The authorities sometimes harass human rights defenders, especially those speaking out on violations against Uzbek people and lawyers. LGBTI people and groups representing them are not free and face much discrimination. In April 2015, the offices of LGBTI group Labrys were bombed. Violent nationalist groups such as Kalys are well-known for the use of inflammatory language against LGBTI organisations. In March 2015, two human rights lawyers sued the intelligence authority, the State Committee on National Security, after their homes were searched and confidential material seized. The court ruled that the search was illegal. In 2013 and 2014, other civil society activists also complained of government surveillance.
The Law on Peaceful Assembly guarantees the right to gather in public to demonstrate, but in practice, this right is violated by the authorities.

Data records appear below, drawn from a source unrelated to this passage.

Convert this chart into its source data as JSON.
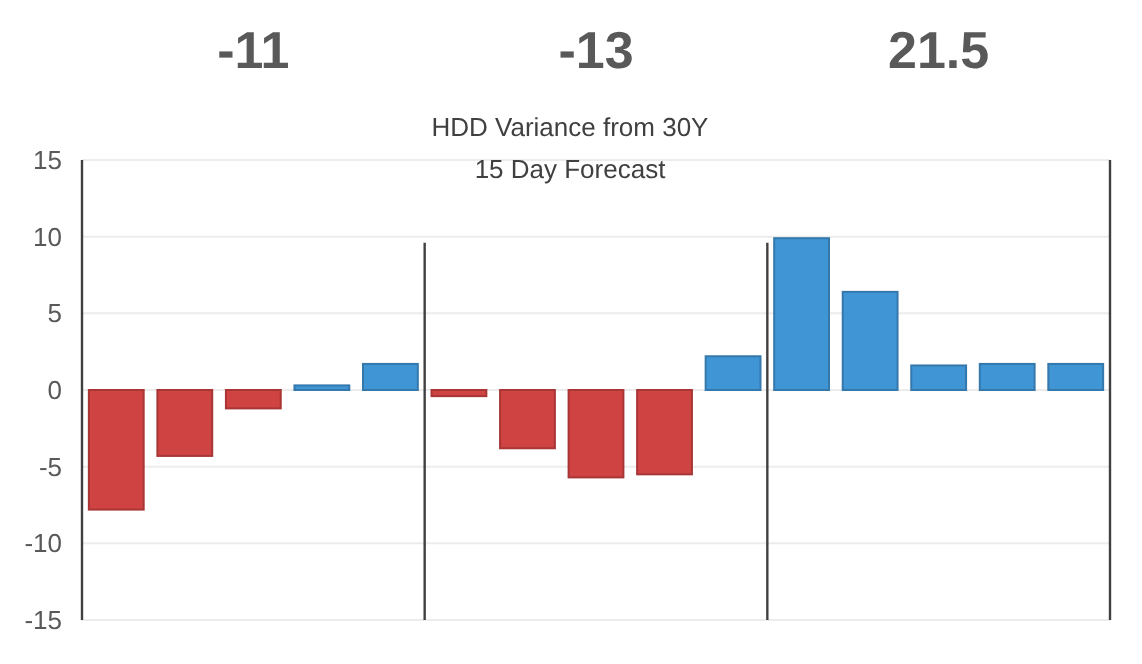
{
  "chart_data": {
    "type": "bar",
    "title": "HDD Variance from 30Y",
    "subtitle": "15 Day Forecast",
    "categories": [
      null,
      null,
      null,
      null,
      null,
      null,
      null,
      null,
      null,
      null,
      null,
      null,
      null,
      null,
      null
    ],
    "values": [
      -7.8,
      -4.3,
      -1.2,
      0.3,
      1.7,
      -0.4,
      -3.8,
      -5.7,
      -5.5,
      2.2,
      9.9,
      6.4,
      1.6,
      1.7,
      1.7
    ],
    "colors": [
      "#d04343",
      "#d04343",
      "#d04343",
      "#4095d5",
      "#4095d5",
      "#d04343",
      "#d04343",
      "#d04343",
      "#d04343",
      "#4095d5",
      "#4095d5",
      "#4095d5",
      "#4095d5",
      "#4095d5",
      "#4095d5"
    ],
    "ylim": [
      -15,
      15
    ],
    "yticks": [
      -15,
      -10,
      -5,
      0,
      5,
      10,
      15
    ],
    "grid": "y",
    "tick_labels": "y",
    "annotations": [
      "-11",
      "-13",
      "21.5"
    ]
  }
}
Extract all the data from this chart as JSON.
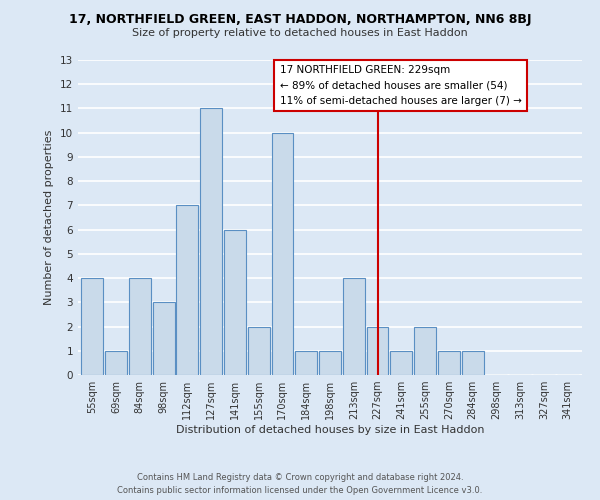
{
  "title": "17, NORTHFIELD GREEN, EAST HADDON, NORTHAMPTON, NN6 8BJ",
  "subtitle": "Size of property relative to detached houses in East Haddon",
  "xlabel": "Distribution of detached houses by size in East Haddon",
  "ylabel": "Number of detached properties",
  "bin_labels": [
    "55sqm",
    "69sqm",
    "84sqm",
    "98sqm",
    "112sqm",
    "127sqm",
    "141sqm",
    "155sqm",
    "170sqm",
    "184sqm",
    "198sqm",
    "213sqm",
    "227sqm",
    "241sqm",
    "255sqm",
    "270sqm",
    "284sqm",
    "298sqm",
    "313sqm",
    "327sqm",
    "341sqm"
  ],
  "bar_heights": [
    4,
    1,
    4,
    3,
    7,
    11,
    6,
    2,
    10,
    1,
    1,
    4,
    2,
    1,
    2,
    1,
    1,
    0,
    0,
    0,
    0
  ],
  "bar_color": "#c9daea",
  "bar_edge_color": "#5a8fc3",
  "reference_line_x": 12,
  "ylim": [
    0,
    13
  ],
  "yticks": [
    0,
    1,
    2,
    3,
    4,
    5,
    6,
    7,
    8,
    9,
    10,
    11,
    12,
    13
  ],
  "annotation_title": "17 NORTHFIELD GREEN: 229sqm",
  "annotation_line1": "← 89% of detached houses are smaller (54)",
  "annotation_line2": "11% of semi-detached houses are larger (7) →",
  "annotation_box_color": "#ffffff",
  "annotation_border_color": "#cc0000",
  "footnote1": "Contains HM Land Registry data © Crown copyright and database right 2024.",
  "footnote2": "Contains public sector information licensed under the Open Government Licence v3.0.",
  "bg_color": "#dce8f5",
  "plot_bg_color": "#dce8f5",
  "grid_color": "#ffffff",
  "reference_line_color": "#cc0000"
}
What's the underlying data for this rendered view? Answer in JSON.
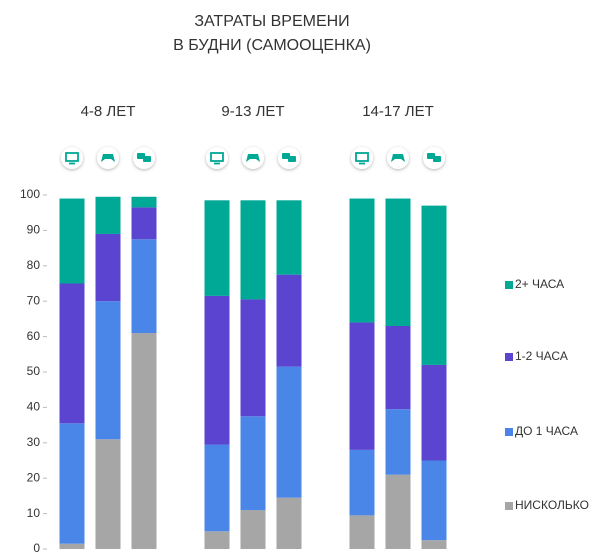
{
  "chart_data": {
    "type": "stacked_bar",
    "title": "ЗАТРАТЫ ВРЕМЕНИ",
    "subtitle": "В БУДНИ (САМООЦЕНКА)",
    "groups": [
      "4-8 ЛЕТ",
      "9-13 ЛЕТ",
      "14-17 ЛЕТ"
    ],
    "categories": [
      null,
      null,
      null,
      null,
      null,
      null,
      null,
      null,
      null
    ],
    "series": [
      {
        "name": "НИСКОЛЬКО",
        "color": "#a6a6a6",
        "values": [
          1.5,
          31,
          61,
          5,
          11,
          14.5,
          9.5,
          21,
          2.5
        ]
      },
      {
        "name": "ДО 1 ЧАСА",
        "color": "#4a86e8",
        "values": [
          34,
          39,
          26.5,
          24.5,
          26.5,
          37,
          18.5,
          18.5,
          22.5
        ]
      },
      {
        "name": "1-2 ЧАСА",
        "color": "#5b45d0",
        "values": [
          39.5,
          19,
          9,
          42,
          33,
          26,
          36,
          23.5,
          27
        ]
      },
      {
        "name": "2+ ЧАСА",
        "color": "#00a896",
        "values": [
          24,
          10.5,
          3,
          27,
          28,
          21,
          35,
          36,
          45
        ]
      }
    ],
    "ylim": [
      0,
      100
    ],
    "yticks": [
      0,
      10,
      20,
      30,
      40,
      50,
      60,
      70,
      80,
      90,
      100
    ],
    "legend": "right"
  }
}
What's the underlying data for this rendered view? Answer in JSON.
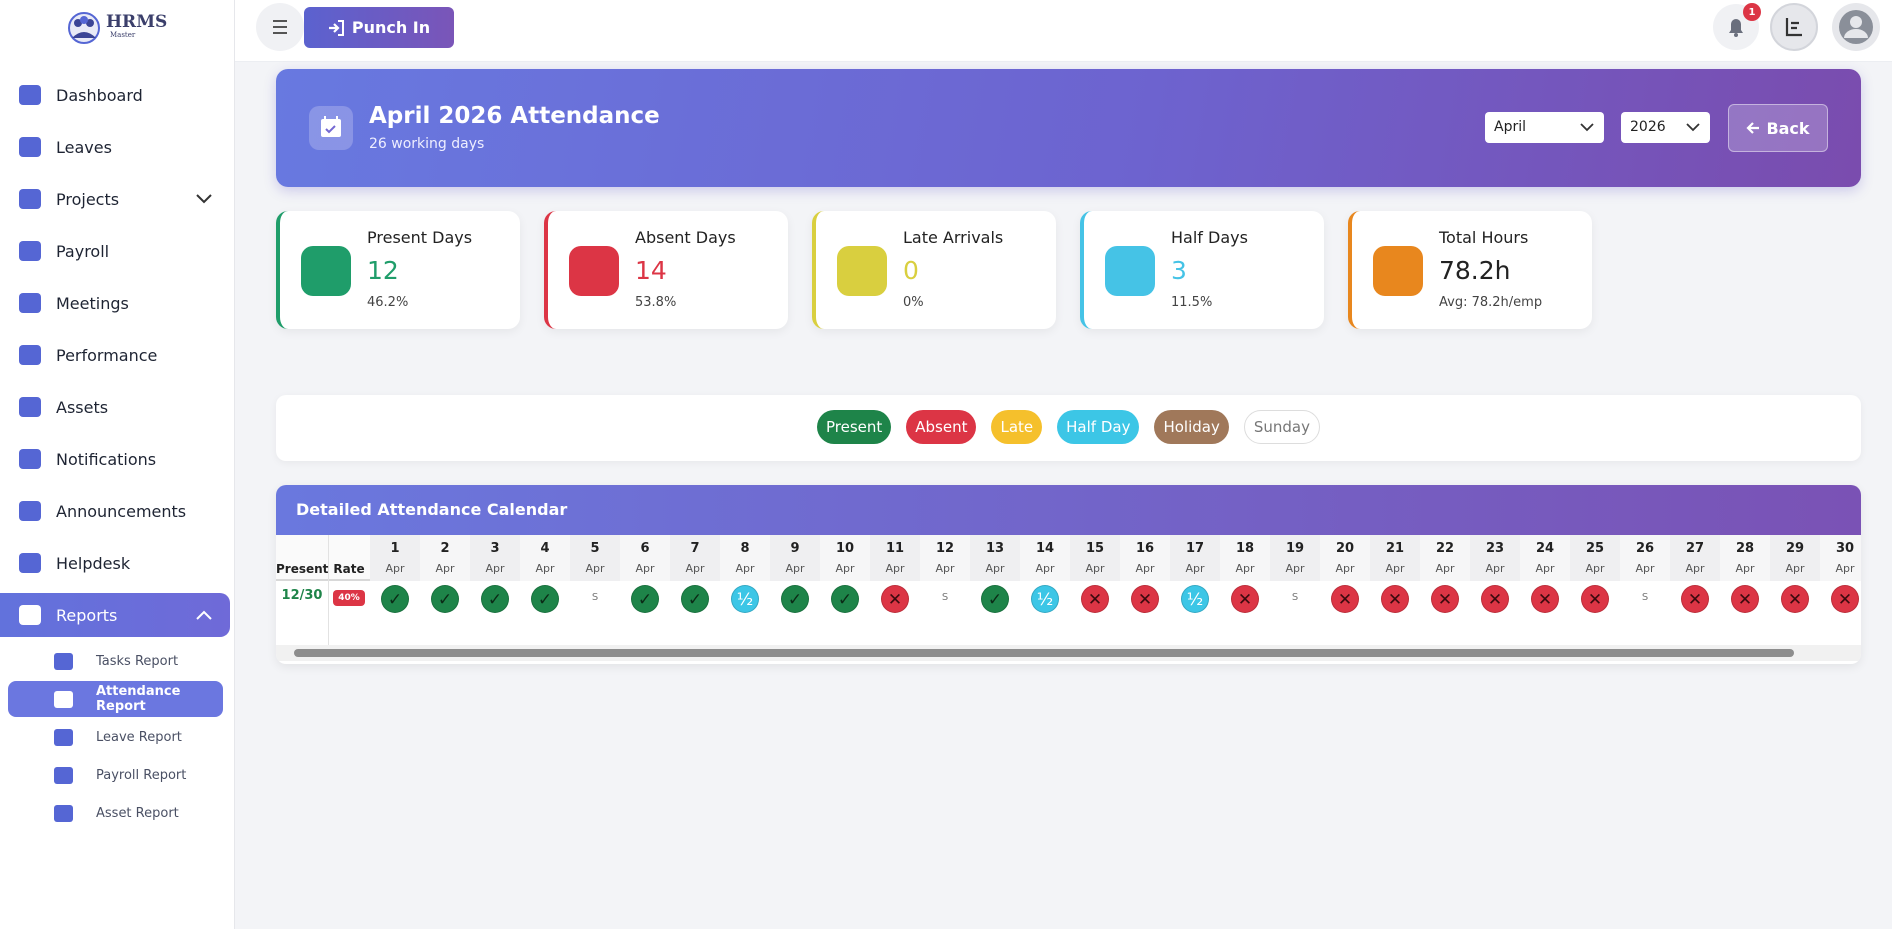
{
  "sidebar": {
    "logo": "HRMS",
    "logo_sub": "Master",
    "nav": [
      {
        "label": "Dashboard"
      },
      {
        "label": "Leaves"
      },
      {
        "label": "Projects",
        "expand": "down"
      },
      {
        "label": "Payroll"
      },
      {
        "label": "Meetings"
      },
      {
        "label": "Performance"
      },
      {
        "label": "Assets"
      },
      {
        "label": "Notifications"
      },
      {
        "label": "Announcements"
      },
      {
        "label": "Helpdesk"
      },
      {
        "label": "Reports",
        "expand": "up",
        "active": true
      }
    ],
    "sub": [
      {
        "label": "Tasks Report"
      },
      {
        "label": "Attendance Report",
        "active": true
      },
      {
        "label": "Leave Report"
      },
      {
        "label": "Payroll Report"
      },
      {
        "label": "Asset Report"
      }
    ]
  },
  "topbar": {
    "punch": "Punch In",
    "badge": 1
  },
  "header": {
    "title": "April 2026 Attendance",
    "subtitle": "26 working days",
    "month": "April",
    "year": "2026",
    "back": "Back"
  },
  "stats": [
    {
      "label": "Present Days",
      "value": 12,
      "sub": "46.2%",
      "color": "#1f9d6a"
    },
    {
      "label": "Absent Days",
      "value": 14,
      "sub": "53.8%",
      "color": "#dc3545"
    },
    {
      "label": "Late Arrivals",
      "value": 0,
      "sub": "0%",
      "color": "#d9cf3f"
    },
    {
      "label": "Half Days",
      "value": 3,
      "sub": "11.5%",
      "color": "#45c3e6"
    },
    {
      "label": "Total Hours",
      "value": "78.2h",
      "sub": "Avg: 78.2h/emp",
      "color": "#e8871e",
      "value_color": "#222"
    }
  ],
  "legend": [
    {
      "label": "Present",
      "color": "#1e8449",
      "text_color": "#fff"
    },
    {
      "label": "Absent",
      "color": "#dc3545",
      "text_color": "#fff"
    },
    {
      "label": "Late",
      "color": "#f5c02c",
      "text_color": "#fff"
    },
    {
      "label": "Half Day",
      "color": "#3cc6e6",
      "text_color": "#fff"
    },
    {
      "label": "Holiday",
      "color": "#a0785a",
      "text_color": "#fff"
    },
    {
      "label": "Sunday",
      "color": "#ffffff",
      "text_color": "#777"
    }
  ],
  "calendar": {
    "title": "Detailed Attendance Calendar",
    "col_present": "Present",
    "col_rate": "Rate",
    "days": [
      {
        "d": 1,
        "m": "Apr"
      },
      {
        "d": 2,
        "m": "Apr"
      },
      {
        "d": 3,
        "m": "Apr"
      },
      {
        "d": 4,
        "m": "Apr"
      },
      {
        "d": 5,
        "m": "Apr"
      },
      {
        "d": 6,
        "m": "Apr"
      },
      {
        "d": 7,
        "m": "Apr"
      },
      {
        "d": 8,
        "m": "Apr"
      },
      {
        "d": 9,
        "m": "Apr"
      },
      {
        "d": 10,
        "m": "Apr"
      },
      {
        "d": 11,
        "m": "Apr"
      },
      {
        "d": 12,
        "m": "Apr"
      },
      {
        "d": 13,
        "m": "Apr"
      },
      {
        "d": 14,
        "m": "Apr"
      },
      {
        "d": 15,
        "m": "Apr"
      },
      {
        "d": 16,
        "m": "Apr"
      },
      {
        "d": 17,
        "m": "Apr"
      },
      {
        "d": 18,
        "m": "Apr"
      },
      {
        "d": 19,
        "m": "Apr"
      },
      {
        "d": 20,
        "m": "Apr"
      },
      {
        "d": 21,
        "m": "Apr"
      },
      {
        "d": 22,
        "m": "Apr"
      },
      {
        "d": 23,
        "m": "Apr"
      },
      {
        "d": 24,
        "m": "Apr"
      },
      {
        "d": 25,
        "m": "Apr"
      },
      {
        "d": 26,
        "m": "Apr"
      },
      {
        "d": 27,
        "m": "Apr"
      },
      {
        "d": 28,
        "m": "Apr"
      },
      {
        "d": 29,
        "m": "Apr"
      },
      {
        "d": 30,
        "m": "Apr"
      }
    ],
    "present": "12/30",
    "rate": "40%",
    "cells": [
      {
        "s": "✓",
        "bg": "#1e8449"
      },
      {
        "s": "✓",
        "bg": "#1e8449"
      },
      {
        "s": "✓",
        "bg": "#1e8449"
      },
      {
        "s": "✓",
        "bg": "#1e8449"
      },
      {
        "s": "S"
      },
      {
        "s": "✓",
        "bg": "#1e8449"
      },
      {
        "s": "✓",
        "bg": "#1e8449"
      },
      {
        "s": "½",
        "bg": "#3cc6e6"
      },
      {
        "s": "✓",
        "bg": "#1e8449"
      },
      {
        "s": "✓",
        "bg": "#1e8449"
      },
      {
        "s": "✕",
        "bg": "#dc3545"
      },
      {
        "s": "S"
      },
      {
        "s": "✓",
        "bg": "#1e8449"
      },
      {
        "s": "½",
        "bg": "#3cc6e6"
      },
      {
        "s": "✕",
        "bg": "#dc3545"
      },
      {
        "s": "✕",
        "bg": "#dc3545"
      },
      {
        "s": "½",
        "bg": "#3cc6e6"
      },
      {
        "s": "✕",
        "bg": "#dc3545"
      },
      {
        "s": "S"
      },
      {
        "s": "✕",
        "bg": "#dc3545"
      },
      {
        "s": "✕",
        "bg": "#dc3545"
      },
      {
        "s": "✕",
        "bg": "#dc3545"
      },
      {
        "s": "✕",
        "bg": "#dc3545"
      },
      {
        "s": "✕",
        "bg": "#dc3545"
      },
      {
        "s": "✕",
        "bg": "#dc3545"
      },
      {
        "s": "S"
      },
      {
        "s": "✕",
        "bg": "#dc3545"
      },
      {
        "s": "✕",
        "bg": "#dc3545"
      },
      {
        "s": "✕",
        "bg": "#dc3545"
      },
      {
        "s": "✕",
        "bg": "#dc3545"
      }
    ]
  }
}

The Law on Peaceful Assembly guarantees the right to gather in public to demonstrate, but in practice, this right is violated by the authorities. Tight restrictions on freedom of assembly remain in place since the era of Kyrgyzstan’s former president Bakiyev who left office in 2010, however, those restrictions are not fully enforced today. Protests are allowed to take place with regularity, even though the police are known to arrest protestors and interfere with their activities. In 2014, for example, the government’s decision to join a customs union with Russia, Belarus, and Kazakhstan sparked an outcry from pro-democracy CSOs who organised rallies, petitions and public debates. The government responded by arresting participants of peaceful flash mobs and rallies and clamping down on the organisations behind the campaign. The orchestration of counter-protests to dilute legitimate causes is increasingly a problem in Kyrgyzstan. Strikes are prohibited in many sectors of the economy, though workers’ right to organise generally exists.
Kyrgyzstan has a diverse media and in 2014, digital broadcasting was introduced, leading to better access to media for rural populations.
Kyrgyzstan has a diverse media and in 2014, digital broadcasting was introduced, leading to better access to media for rural populations. Despite this vibrant scene, journalists face interference in their work and are sometimes imprisoned. Since 2010, human rights defender and journalist Azimjon Askarov has been serving a life sentence following trumped-up charges of inciting violence and alleged complicity in the murder of a policeman. Askarov is well-known for his work documenting human rights violations and allegations of torture he made against the state authorities were never investigated. He applied for a retrial in 2016 but was unsuccessful. Government officials are also known to prevent media from accessing information. American journalist Umar Farooq was arrested on allegations that he possessed “extremist” materials and he was then deported for working without a licence. A journalist was awarded financial damages in June 2015 after the prosecutor general had sued him for defamation on behalf of the President. Uzbek-language media face persecution and almost ceased to exist after ethnic violence in 2010. The internet is unrestricted.